Like schoolboys doing math homework, they will work out the answer and think “that can’t be right” and try to figure out how to get the right answer. The question is how badly we want the judges to exercise creativity verus literality(?). We certainly seem to blame judges when the decision makes no sense in terms of “fairness” too. However, we have judges because there is always some though required to solve most cases.

So is it “corrupt, manipulative, or dishonest” for a judge to want to what seems fair as well as right? Or only when we disagree, or only when we think they stray too far from the letter of the law?

And if the judge can do so, the jury should also. The jury is the final “sanity check” in a very incestuously inbred closed legal system.

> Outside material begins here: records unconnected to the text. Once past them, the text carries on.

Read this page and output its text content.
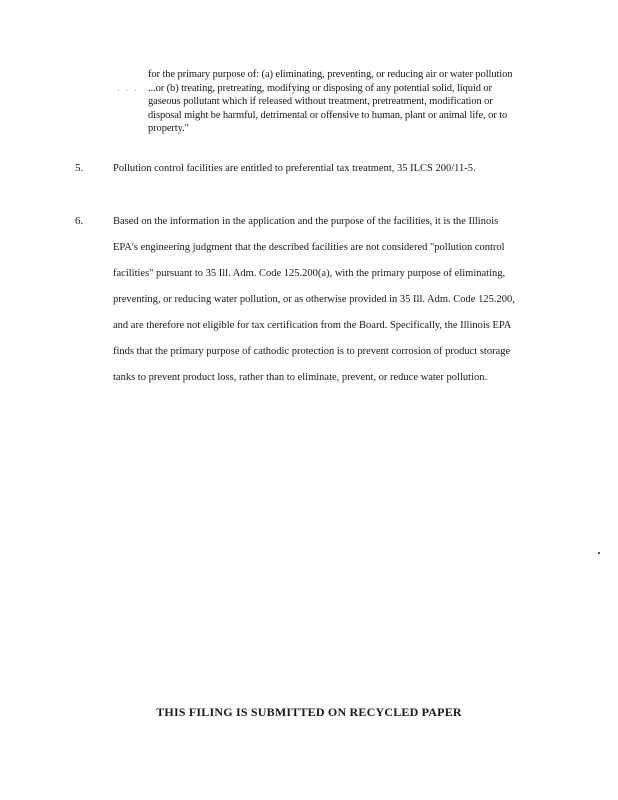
· · ·
for the primary purpose of: (a) eliminating, preventing, or reducing air or water pollution
...or (b) treating, pretreating, modifying or disposing of any potential solid, liquid or
gaseous pollutant which if released without treatment, pretreatment, modification or
disposal might be harmful, detrimental or offensive to human, plant or animal life, or to
property."
5.	Pollution control facilities are entitled to preferential tax treatment, 35 ILCS 200/11-5.
6.	Based on the information in the application and the purpose of the facilities, it is the Illinois
EPA's engineering judgment that the described facilities are not considered "pollution control
facilities" pursuant to 35 Ill. Adm. Code 125.200(a), with the primary purpose of eliminating,
preventing, or reducing water pollution, or as otherwise provided in 35 Ill. Adm. Code 125.200,
and are therefore not eligible for tax certification from the Board. Specifically, the Illinois EPA
finds that the primary purpose of cathodic protection is to prevent corrosion of product storage
tanks to prevent product loss, rather than to eliminate, prevent, or reduce water pollution.
THIS FILING IS SUBMITTED ON RECYCLED PAPER
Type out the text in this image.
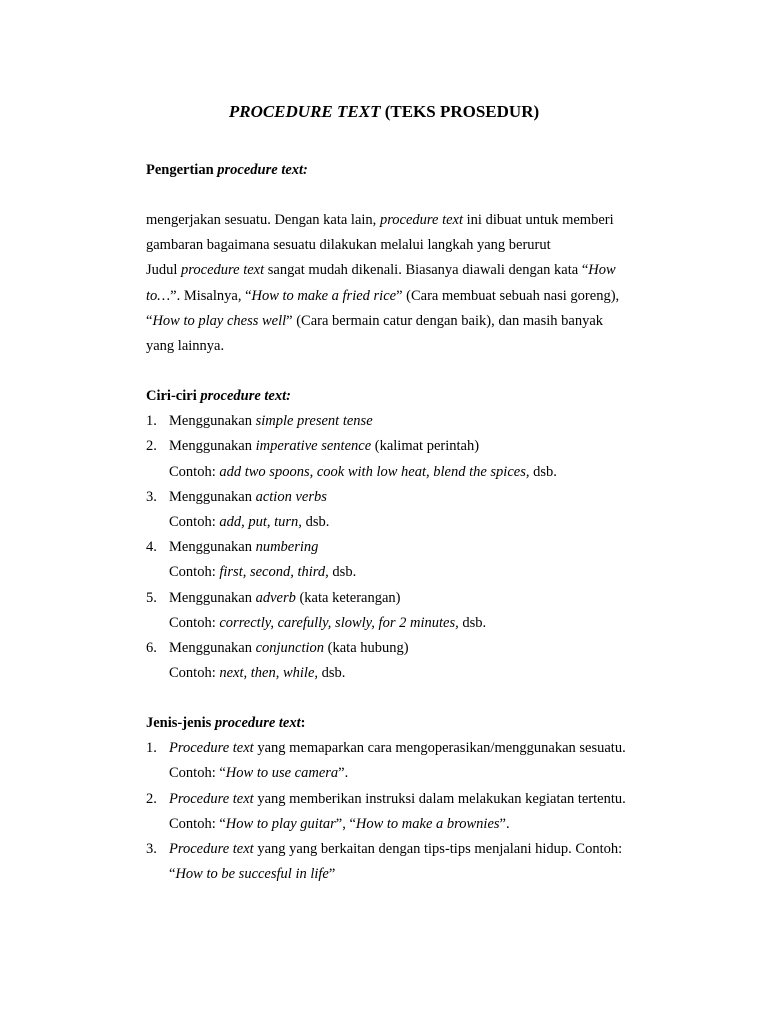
PROCEDURE TEXT (TEKS PROSEDUR)
Pengertian procedure text:
mengerjakan sesuatu. Dengan kata lain, procedure text ini dibuat untuk memberi
gambaran bagaimana sesuatu dilakukan melalui langkah yang berurut
Judul procedure text sangat mudah dikenali. Biasanya diawali dengan kata “How
to…”. Misalnya, “How to make a fried rice” (Cara membuat sebuah nasi goreng),
“How to play chess well” (Cara bermain catur dengan baik), dan masih banyak
yang lainnya.
Ciri-ciri procedure text:
1. Menggunakan simple present tense
2. Menggunakan imperative sentence (kalimat perintah)
Contoh: add two spoons, cook with low heat, blend the spices, dsb.
3. Menggunakan action verbs
Contoh: add, put, turn, dsb.
4. Menggunakan numbering
Contoh: first, second, third, dsb.
5. Menggunakan adverb (kata keterangan)
Contoh: correctly, carefully, slowly, for 2 minutes, dsb.
6. Menggunakan conjunction (kata hubung)
Contoh: next, then, while, dsb.
Jenis-jenis procedure text:
1. Procedure text yang memaparkan cara mengoperasikan/menggunakan sesuatu.
Contoh: “How to use camera”.
2. Procedure text yang memberikan instruksi dalam melakukan kegiatan tertentu.
Contoh: “How to play guitar”, “How to make a brownies”.
3. Procedure text yang yang berkaitan dengan tips-tips menjalani hidup. Contoh:
“How to be succesful in life”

Again, simple disagreement with a reasoned conclusion simply cannot be because more than one reasoned conclusion is possible. To some extent, I blame this degree of contempt on Scalia, whose own opinions often feature this kind of intellectual libel against his fellow jurists.

As an example, substitute “black and white” for “male and female”. Is it legal to have separate but equal toilets for A and B? One has been rejected since 1954, one is the on-going law of the land. OTOH, in most other aspects of society, separate but equal - job oppportunities, sports teams, pay scales, etc. - both sexual and racial equality are required.

I’m sure somewhere some judge has jumped through intellectual hoops to explain why separate but equal toilet facilities for women are OK even though the law obviously says otherwise. Similarly - sometimes separate men’s and women’s athletic teams are OK, sometimes not.

The average judge, like the average jury, is torn between what the law says and what they pereiev as right or just. I guess the whole “Great Debate” is how far the law should be stretched to render a verdict at odds with a literal reading of the law. Fortunately for jury nullification, juries unlike judges do not have to explain their decisions.

There are actual legal standards involved here. Do the phrases “rational basis,” “intermediate scrutiny,” and “strict scrutiny” mean anything to you?

Basically, you’re arguing from ignorance and painting those responsible for jurisprudence with the same level of ignorance and motives.

And what exactly is the injustice that you see caused by the separation of toilet facilities on the basis of gender?

I don’t think he’s saying that it’s unjust. Simply that “Seperate but equal” has been decided as unjust and having 2 bathrooms for the genders seems to be the very definition of seperate but equal

Only if all you know about the law is the phrase “separate but equal.” Argue from ignorance and you can come up with any conclusion.